The Western Journal piece also notes:

In sum, the study showed that anti-oppressive DEI training relies on Marxist assumptions and thus produces Marxist outcomes.

Whereas Christians believe in the sanctity of every individual soul, Marxists sort people into groups based on an oppressor-oppressed dichotomy.

(Anyone who doubts Marxism’s hostility to God should read Karl Marx’s poem, “Invocation of One in Despair.”)

Indeed, Marxist tyrants such as 20th-century Chinese Communist dictator Mao Zedong have always deliberately divided the people they ruled into groups of alleged oppressors and oppressed. Thus, with the dictator’s permission, the “oppressed” — i.e. those with resentment in their hearts — carried out vendettas against “oppressors.”

This is an eye-opening study and seems to really pinpoint why some in the corporate and educational sector are re-thinking the way they handle race in their hiring and admissions practices. Of course, the U.S. Supreme Court had something to say on the subject.

As Christians, we recognize that racism is sin. Period.  Racism, as it's been said, is a form of partiality, in which people are judged by outward appearance rather than inward composition. Yet, in a misguided attempt to overcome discrimination - real or perceived - you have those who continue to embrace discrimination, believing that it is a moral cause.

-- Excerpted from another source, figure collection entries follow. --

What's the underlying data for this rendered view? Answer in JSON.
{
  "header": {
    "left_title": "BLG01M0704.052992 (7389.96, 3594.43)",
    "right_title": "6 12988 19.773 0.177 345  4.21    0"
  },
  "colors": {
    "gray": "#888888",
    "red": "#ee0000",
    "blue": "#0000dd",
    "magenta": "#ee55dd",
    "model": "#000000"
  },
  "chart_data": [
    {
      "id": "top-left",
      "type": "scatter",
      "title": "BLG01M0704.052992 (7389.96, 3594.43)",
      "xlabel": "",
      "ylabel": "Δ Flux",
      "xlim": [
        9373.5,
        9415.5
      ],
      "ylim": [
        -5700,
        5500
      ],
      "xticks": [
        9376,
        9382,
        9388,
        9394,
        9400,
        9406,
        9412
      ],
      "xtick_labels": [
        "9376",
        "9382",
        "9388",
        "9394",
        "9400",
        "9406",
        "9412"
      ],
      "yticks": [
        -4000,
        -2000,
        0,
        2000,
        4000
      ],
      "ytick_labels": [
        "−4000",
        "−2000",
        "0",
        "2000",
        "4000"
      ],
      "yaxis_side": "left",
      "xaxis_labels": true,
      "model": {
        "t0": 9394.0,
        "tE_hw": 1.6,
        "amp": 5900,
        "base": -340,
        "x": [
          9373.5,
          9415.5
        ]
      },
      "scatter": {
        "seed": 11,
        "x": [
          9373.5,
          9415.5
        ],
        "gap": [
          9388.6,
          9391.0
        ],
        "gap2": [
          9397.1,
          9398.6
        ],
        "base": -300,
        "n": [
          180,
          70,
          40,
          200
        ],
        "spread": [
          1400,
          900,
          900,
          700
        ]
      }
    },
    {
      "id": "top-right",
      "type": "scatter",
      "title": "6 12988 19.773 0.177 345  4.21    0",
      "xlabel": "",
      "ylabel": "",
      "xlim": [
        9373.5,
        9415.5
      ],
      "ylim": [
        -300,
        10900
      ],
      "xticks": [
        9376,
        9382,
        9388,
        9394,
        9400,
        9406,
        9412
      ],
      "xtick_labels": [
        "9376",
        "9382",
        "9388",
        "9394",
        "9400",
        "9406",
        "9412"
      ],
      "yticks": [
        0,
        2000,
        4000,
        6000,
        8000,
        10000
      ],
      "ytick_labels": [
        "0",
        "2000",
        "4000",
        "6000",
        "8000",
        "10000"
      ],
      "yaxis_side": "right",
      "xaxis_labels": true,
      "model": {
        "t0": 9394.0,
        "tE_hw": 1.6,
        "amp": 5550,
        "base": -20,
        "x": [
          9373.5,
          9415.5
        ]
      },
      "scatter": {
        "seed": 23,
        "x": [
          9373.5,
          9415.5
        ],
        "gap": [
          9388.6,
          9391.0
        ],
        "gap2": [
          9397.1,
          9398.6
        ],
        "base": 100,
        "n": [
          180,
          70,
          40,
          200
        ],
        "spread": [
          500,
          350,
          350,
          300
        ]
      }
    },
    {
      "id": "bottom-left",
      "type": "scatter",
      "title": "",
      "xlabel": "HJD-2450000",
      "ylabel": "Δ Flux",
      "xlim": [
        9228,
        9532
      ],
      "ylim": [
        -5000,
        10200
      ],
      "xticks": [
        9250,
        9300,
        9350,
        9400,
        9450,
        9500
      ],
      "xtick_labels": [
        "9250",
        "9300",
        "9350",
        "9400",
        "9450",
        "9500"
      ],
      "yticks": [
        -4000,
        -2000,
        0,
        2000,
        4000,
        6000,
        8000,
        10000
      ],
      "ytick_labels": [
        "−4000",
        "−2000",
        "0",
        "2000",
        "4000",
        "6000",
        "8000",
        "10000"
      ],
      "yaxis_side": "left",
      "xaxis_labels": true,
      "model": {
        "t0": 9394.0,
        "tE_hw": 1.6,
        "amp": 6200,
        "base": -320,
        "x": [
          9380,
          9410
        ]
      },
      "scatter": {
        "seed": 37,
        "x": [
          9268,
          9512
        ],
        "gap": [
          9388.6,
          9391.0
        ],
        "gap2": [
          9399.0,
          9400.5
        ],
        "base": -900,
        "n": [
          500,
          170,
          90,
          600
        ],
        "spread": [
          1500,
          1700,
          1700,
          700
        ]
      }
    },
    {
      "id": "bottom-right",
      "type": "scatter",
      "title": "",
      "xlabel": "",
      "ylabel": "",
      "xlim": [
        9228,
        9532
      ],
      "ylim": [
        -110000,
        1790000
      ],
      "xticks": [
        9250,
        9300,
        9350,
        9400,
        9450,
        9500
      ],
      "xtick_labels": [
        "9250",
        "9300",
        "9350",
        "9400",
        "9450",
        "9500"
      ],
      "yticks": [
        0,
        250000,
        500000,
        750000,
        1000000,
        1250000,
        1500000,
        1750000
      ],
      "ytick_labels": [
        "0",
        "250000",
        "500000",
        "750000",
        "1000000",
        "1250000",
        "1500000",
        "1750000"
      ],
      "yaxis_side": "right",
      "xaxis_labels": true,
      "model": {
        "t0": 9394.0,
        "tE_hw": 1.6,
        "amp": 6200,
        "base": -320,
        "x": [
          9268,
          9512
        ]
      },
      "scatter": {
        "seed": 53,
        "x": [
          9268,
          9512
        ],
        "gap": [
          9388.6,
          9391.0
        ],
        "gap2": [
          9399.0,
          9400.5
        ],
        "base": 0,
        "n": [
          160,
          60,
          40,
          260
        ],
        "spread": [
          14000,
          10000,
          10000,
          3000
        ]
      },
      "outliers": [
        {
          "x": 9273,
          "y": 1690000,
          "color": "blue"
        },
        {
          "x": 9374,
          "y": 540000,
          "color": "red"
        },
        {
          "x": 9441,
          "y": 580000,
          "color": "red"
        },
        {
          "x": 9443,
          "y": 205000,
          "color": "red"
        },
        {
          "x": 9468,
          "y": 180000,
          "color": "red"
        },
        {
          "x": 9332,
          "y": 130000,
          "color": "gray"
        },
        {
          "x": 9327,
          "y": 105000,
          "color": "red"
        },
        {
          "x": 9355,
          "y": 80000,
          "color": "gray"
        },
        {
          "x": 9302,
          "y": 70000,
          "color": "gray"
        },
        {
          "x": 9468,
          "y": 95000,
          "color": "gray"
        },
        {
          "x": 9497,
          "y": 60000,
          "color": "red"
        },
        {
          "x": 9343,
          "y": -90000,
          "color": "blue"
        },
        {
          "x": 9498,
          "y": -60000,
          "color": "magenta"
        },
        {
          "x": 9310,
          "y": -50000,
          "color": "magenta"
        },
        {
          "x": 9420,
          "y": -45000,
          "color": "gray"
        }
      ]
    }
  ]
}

At the website, Christ Over All, Marla Helseth quotes from Mr. Kendi in this passage:

“The only remedy to racist discrimination is antiracist discrimination. The only remedy to past discrimination is present discrimination. The only remedy to present discrimination is future discrimination.” Kendi would say that in order to produce equity (racial groups having the same beneficial outcomes in areas such as wealth, job placement, school admission, etc.) racial discrimination is a necessary good both now and in the future. But how does this square with God’s law?

She writes: 

There is a biblical word for Kendi’s definition of “racist discrimination” and it’s “partiality.” Biblically, James 2 shows us that partiality is giving unwarranted preferential treatment to some but not others. What Kendi’s words identify as a virtue, God’s Word identifies as a sin.
Helseth also notes that our "main work as Christians" is to concentrate on "their spiritual condition before a holy God." She goes on to say:
Nor is our main work to right wrongs that don’t exist—white people are not guilty of racism for merely being white, and black people are not perpetual victims for merely being black. Rather, our work as Christians, while it is still called “Today,” is to “go and make disciples of all nations, baptizing them in the name of the Father and of the Son and of the Holy Spirit, teaching them to obey everything [Jesus] has commanded” (Matt. 28:18–20).

Our way is a way of love - we love people because it is God's command, and He gives us the capacity to carry that out.  We look at others through spiritual eyes, and see them as people who are of inestimable worth before a holy God - people who, even though none of us deserve it - have the opportunity to know God through a relationship with Jesus Christ.  Jesus said that God sees and knows the sparrows, and that we, as human beings, created in His image, are of more value than they.